Dive Brief:
- Consumer confidence rose slightly this month as signs that the labor market is firming triggered a brighter view of job availability, the Conference Board said Tuesday, describing results of a survey.
- The share of consumers who say jobs are plentiful increased to a three-month-high of 28%, widening the gap with those who say jobs are scarce to 7.4 percentage points, a three-month high, the Conference Board said.
- “Consumers’ pessimistic expectations for the future eased somewhat,” Conference Board Chief Economist Dana Peterson said in a statement, noting that the Consumer Confidence Index increased 2.2 points to 91.2. “Nonetheless, the measure remained well below the four-year peak achieved in November 2024.”
Dive Insight:
The slight gain in confidence reflects consumers’ caution as economic data telegraph mixed signals.
“Consumers’ write-in responses on factors affecting the economy continued to skew towards pessimism,” Peterson said.
“Comments about prices, inflation, and the cost of goods remained at the top of consumer’s minds,” she said.

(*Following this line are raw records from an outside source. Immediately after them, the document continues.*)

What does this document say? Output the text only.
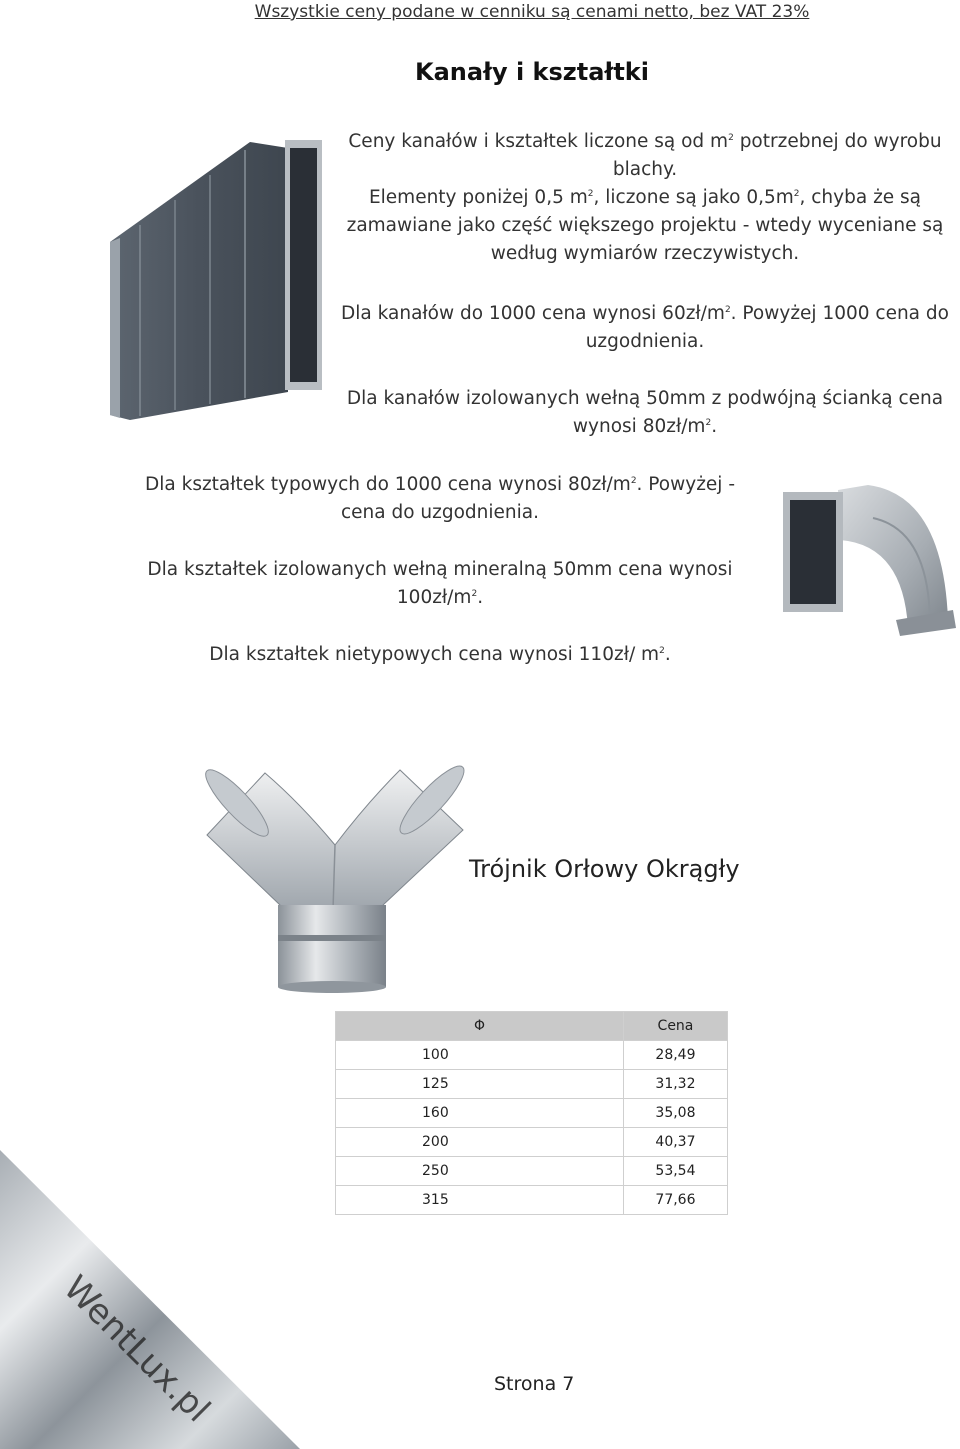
Wszystkie ceny podane w cenniku są cenami netto, bez VAT 23%
Kanały i kształtki
Ceny kanałów i kształtek liczone są od $m^2$ potrzebnej do wyrobu blachy.
Elementy poniżej 0,5 $m^2$, liczone są jako $0,5m^2$, chyba że są zamawiane jako część większego projektu - wtedy wyceniane są według wymiarów rzeczywistych.
Dla kanałów do 1000 cena wynosi $60zł/m^2$. Powyżej 1000 cena do uzgodnienia.
Dla kanałów izolowanych wełną 50mm z podwójną ścianką cena wynosi $80zł/m^2$.
Dla kształtek typowych do 1000 cena wynosi $80zł/m^2$. Powyżej - cena do uzgodnienia.
Dla kształtek izolowanych wełną mineralną 50mm cena wynosi $100zł/m^2$.
Dla kształtek nietypowych cena wynosi 110zł/ $m^2$.
Trójnik Orłowy Okrągły
Φ	Cena
100	28,49
125	31,32
160	35,08
200	40,37
250	53,54
315	77,66
WentLux.pl	Strona 7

The Federal Reserve’s preferred measure of inflation — the personal consumption expenditures price index, excluding food and energy costs — has persisted above the central bank’s 2% target for nearly five years.
So-called core PCE increased 3% in December from a year earlier compared with a 2.8% gain in November, the Bureau of Economic Analysis said Friday.
Also, the economy during the fourth quarter grew at a less-than-forecast annualized pace of 1.4%, slowed by the federal government shutdown and flagging exports, the BEA said.
Meanwhile, unemployment fell last month by 0.1 percentage point to 4.3%, the Bureau of Labor Statistics said this month, as employers added 130,000 jobs in a hiring surge that far exceeded expectations.
“I am a little more concerned about inflation right now, because I think the job market is pretty steady,” Chicago Fed President Austan Goolsbee said Tuesday.
“I think growth is pretty steady,” he said during a Bloomberg Television interview. “I think there's some promising stuff in the inflation reports, but there's also some warning signs.”
Nevertheless, the central bank will probably be able to trim borrowing costs this year.
“I'm not hawkish about rates,” he said. “I'm pretty optimistic that we can get rates down further, multiple cuts in 2026, as long as we see the progress on inflation that forecasters have been forecasting that it's supposed to start coming down.”
Consumer expectations for inflation this month remained elevated, and they said interest rates will persist at a high level during the next 12 months, the Conference Board said.
“Consumers are frustrated about high prices and a lack of job opportunities,” Navy Federal Credit Union Chief Economist Heather Long said.
“Americans are clearly still concerned about the economy, but they no longer think it’s getting worse,” she said in a note. “Recession fears are declining and interest in buying a big-ticket item such as a car, furniture or TV is ticking up again,” she said.
Consumer references to trade and politics rose this month compared with January, Peterson said, referring to write-in responses to the Conference Board survey.
The cutoff date for the survey was Feb. 17, before the Supreme Court ruled that most of the tariffs imposed by President Donald Trump since April 2025 are illegal.